The name must always start with “fap-” which stands for Function App,
The name must always contain the three-letter abbreviation of the specific project stream we are considering. For the sake of this example, we will go with “-prj-”

After watching this tutorial on integrating Terraform and OPA, I decided to use some of the proposed utility functions, which you can find in the repo accompanying the video. In particular, I’m using the get_resources_by_type utility function to filter out the resources in the Terraform plan for further analysis:

package terraform.plan_functions

import rego.v1

# Get resources by type
get_resources_by_type(type, resources) = filtered_resources {
    filtered_resources := [resource | resource := resources[_]; resource.type = type]
}

I placed the helper functions in the terraform_functions.rego file.

💡 A keen eye should spot a minor difference compared to the code in the repo: I’ve changed the “import future.keywords” statement with import rego.v1. This by purpose: according to the official documentation using import rego.v1 will ensure keyword compatibility with OPA 1.0 when it releases, thus future-proofing our policies. It’s also good to spread best practices such as this one.

Now that we have some helper functions, we can create another file, naming_policies.rego:

package general.production

import rego.v1

import data.general.naming_conventions
import data.general.plan_functions
import input.resource_changes # (1)

# Check to see if Function App is using the correct naming convention
linux_faps := plan_functions.get_resources_by_type("azurerm_linux_function_app", resource_changes) # (2)

check_fap_naming_convention(fap) if {
	name := fap.change.after.name
	startswith(name, "fap-")
	contains(name, "-prj-")
} # (3)

incorrect_naming_convention(resource_checks) = resources if {
	resources := [resource |
		resource := resource_checks[_]
		not check_fap_naming_convention(resource)
	] (4)
}

deny contains msg if {
	resources := incorrect_naming_convention(linux_faps)
	resources != []
	
	msg := sprintf("The following function app violates the naming convention: %s", [resources[_].address])
} (5)

I’ll quickly go over the code: we start by importing the resource_changes object from our JSON-formatted Terraform plan (1) that we pass as input, and then we extract all Linux-based function apps by using the get_resources_by_type helper function (2). After that, we define a check_fap_naming_convention helper function (3) and use it in a comprehension inside the incorrect_naming_convention rule (4). The comprehension evaluates to the filtered array of resources which are not following our naming convention. Finally, we define a deny rule that generates the set of error messages, in case some of our Function Apps violate the naming convention (5). Note that the message includes the Terraform address of the resource (e.g. azurerm_linux_function_app.my_fap) to locate it in our Terraform code.
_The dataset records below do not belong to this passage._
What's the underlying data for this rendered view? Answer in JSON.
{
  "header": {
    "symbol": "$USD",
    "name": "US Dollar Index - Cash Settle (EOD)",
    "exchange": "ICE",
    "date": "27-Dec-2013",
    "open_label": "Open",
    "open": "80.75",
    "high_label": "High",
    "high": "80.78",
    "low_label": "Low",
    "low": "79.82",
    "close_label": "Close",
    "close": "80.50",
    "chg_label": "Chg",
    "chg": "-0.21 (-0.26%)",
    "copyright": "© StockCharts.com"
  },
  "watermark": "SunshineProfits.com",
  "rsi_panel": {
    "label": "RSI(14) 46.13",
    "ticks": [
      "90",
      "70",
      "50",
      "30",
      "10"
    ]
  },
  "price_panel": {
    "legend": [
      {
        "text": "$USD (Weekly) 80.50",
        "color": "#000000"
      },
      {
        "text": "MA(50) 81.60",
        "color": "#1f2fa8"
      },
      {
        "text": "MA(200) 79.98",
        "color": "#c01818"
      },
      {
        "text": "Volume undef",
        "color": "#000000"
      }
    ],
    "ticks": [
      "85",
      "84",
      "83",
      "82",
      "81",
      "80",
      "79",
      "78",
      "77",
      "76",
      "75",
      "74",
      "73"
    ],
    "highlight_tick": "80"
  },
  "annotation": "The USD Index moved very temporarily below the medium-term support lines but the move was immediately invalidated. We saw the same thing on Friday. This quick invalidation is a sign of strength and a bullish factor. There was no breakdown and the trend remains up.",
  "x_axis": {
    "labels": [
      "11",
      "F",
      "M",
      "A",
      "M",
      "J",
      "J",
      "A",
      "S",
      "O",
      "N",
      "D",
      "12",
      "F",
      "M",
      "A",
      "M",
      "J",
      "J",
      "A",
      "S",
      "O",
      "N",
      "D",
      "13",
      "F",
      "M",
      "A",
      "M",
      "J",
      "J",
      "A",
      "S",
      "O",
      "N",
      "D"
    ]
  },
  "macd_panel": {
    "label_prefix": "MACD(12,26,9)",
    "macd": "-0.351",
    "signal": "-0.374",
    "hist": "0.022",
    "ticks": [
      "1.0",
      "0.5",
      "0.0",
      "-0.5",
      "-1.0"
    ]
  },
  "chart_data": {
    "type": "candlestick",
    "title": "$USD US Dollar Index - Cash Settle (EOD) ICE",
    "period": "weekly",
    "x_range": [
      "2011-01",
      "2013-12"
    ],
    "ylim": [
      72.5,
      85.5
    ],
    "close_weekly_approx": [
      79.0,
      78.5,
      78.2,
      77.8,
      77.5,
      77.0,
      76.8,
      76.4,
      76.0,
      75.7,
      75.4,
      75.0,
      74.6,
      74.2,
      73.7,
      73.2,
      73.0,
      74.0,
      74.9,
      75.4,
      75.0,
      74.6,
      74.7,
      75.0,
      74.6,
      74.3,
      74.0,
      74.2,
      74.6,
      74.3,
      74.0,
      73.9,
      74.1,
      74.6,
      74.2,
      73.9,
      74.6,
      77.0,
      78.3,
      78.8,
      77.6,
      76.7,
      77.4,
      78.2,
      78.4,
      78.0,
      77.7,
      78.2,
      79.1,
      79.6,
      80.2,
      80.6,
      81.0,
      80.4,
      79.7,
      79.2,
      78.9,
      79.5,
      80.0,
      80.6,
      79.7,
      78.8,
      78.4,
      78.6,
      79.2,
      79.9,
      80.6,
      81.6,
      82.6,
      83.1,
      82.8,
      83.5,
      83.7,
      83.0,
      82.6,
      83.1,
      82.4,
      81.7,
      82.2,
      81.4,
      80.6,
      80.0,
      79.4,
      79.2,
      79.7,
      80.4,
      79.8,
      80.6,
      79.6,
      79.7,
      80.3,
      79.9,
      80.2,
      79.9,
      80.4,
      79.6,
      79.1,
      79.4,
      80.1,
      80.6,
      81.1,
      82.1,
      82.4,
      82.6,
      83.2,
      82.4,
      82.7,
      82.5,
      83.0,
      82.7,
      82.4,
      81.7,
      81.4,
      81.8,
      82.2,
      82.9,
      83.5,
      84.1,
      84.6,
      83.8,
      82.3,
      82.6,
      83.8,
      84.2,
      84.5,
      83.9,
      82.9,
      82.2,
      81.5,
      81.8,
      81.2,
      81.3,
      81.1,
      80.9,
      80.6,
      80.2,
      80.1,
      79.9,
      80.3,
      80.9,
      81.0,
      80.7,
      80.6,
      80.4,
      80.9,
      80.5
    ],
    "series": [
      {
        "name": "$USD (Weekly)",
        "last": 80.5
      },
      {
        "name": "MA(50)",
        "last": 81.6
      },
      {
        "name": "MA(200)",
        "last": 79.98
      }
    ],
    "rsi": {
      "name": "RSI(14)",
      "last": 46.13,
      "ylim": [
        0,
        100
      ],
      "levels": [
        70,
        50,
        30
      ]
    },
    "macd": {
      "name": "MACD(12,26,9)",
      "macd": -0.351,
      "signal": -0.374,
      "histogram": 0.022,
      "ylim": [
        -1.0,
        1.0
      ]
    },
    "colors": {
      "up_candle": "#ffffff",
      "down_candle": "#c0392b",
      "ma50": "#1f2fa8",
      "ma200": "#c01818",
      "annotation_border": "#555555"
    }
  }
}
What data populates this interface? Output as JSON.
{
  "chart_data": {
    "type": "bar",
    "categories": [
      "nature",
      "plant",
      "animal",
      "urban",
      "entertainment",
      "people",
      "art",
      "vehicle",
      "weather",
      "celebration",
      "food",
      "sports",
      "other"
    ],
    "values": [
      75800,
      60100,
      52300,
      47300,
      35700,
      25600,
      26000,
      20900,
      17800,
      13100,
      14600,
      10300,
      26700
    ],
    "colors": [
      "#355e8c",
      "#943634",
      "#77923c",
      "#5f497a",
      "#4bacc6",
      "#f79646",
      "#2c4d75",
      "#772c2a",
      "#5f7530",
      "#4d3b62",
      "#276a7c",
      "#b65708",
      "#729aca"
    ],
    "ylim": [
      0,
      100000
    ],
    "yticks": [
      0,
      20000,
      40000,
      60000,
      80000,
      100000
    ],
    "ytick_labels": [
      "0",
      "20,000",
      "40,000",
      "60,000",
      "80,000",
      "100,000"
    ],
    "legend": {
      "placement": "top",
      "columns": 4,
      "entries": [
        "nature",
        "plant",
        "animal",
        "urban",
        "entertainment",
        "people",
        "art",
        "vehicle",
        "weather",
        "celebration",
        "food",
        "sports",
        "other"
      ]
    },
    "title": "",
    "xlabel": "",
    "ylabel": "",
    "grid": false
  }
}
Don’t worry if the code feels slightly difficult: declarative languages may seem daunting at first, but in the end, it’s just data manipulation. I’m getting used to the Rego language, and I’m pretty sure my code is still not idiomatic.

I placed all the rego files inside the policies folder. I will pass its path as a bundle to the OPA CLI. Now it’s time to test our policy by running opa exec locally.

Running the policy locally

If you’ve been following along, you should already have a functions.json plan file on which we can try to enforce our policies. In my case, I’ve generated a plan by passing the following value to the fap_names variable:

fap_names = [
  "fap-prj-one",
  "fap-bad-two",
  "bad-prj-three"
]

Functions two and three would violate the naming convention. Let’s see our policy bundle in action.

Running the opa exec --bundle .\general_policies\ --decision general/production/deny .\functions.json command produces the following output:

{
  "result": [
    {
      "path": ".\\functions.json",
      "result": [
        "The following function app violates the naming convention: azurerm_linux_function_app.fap[\"bad-prj-three\"]",
        "The following function app violates the naming convention: azurerm_linux_function_app.fap[\"fap-bad-two\"]"
      ]
    }
  ]
}

The policy works! We still have to integrate it with an Azure DevOps pipeline running on a self-hosted agent. I will do that in the second part of the article, so stay tuned.

Thank you for coming this far. Power to the nerds!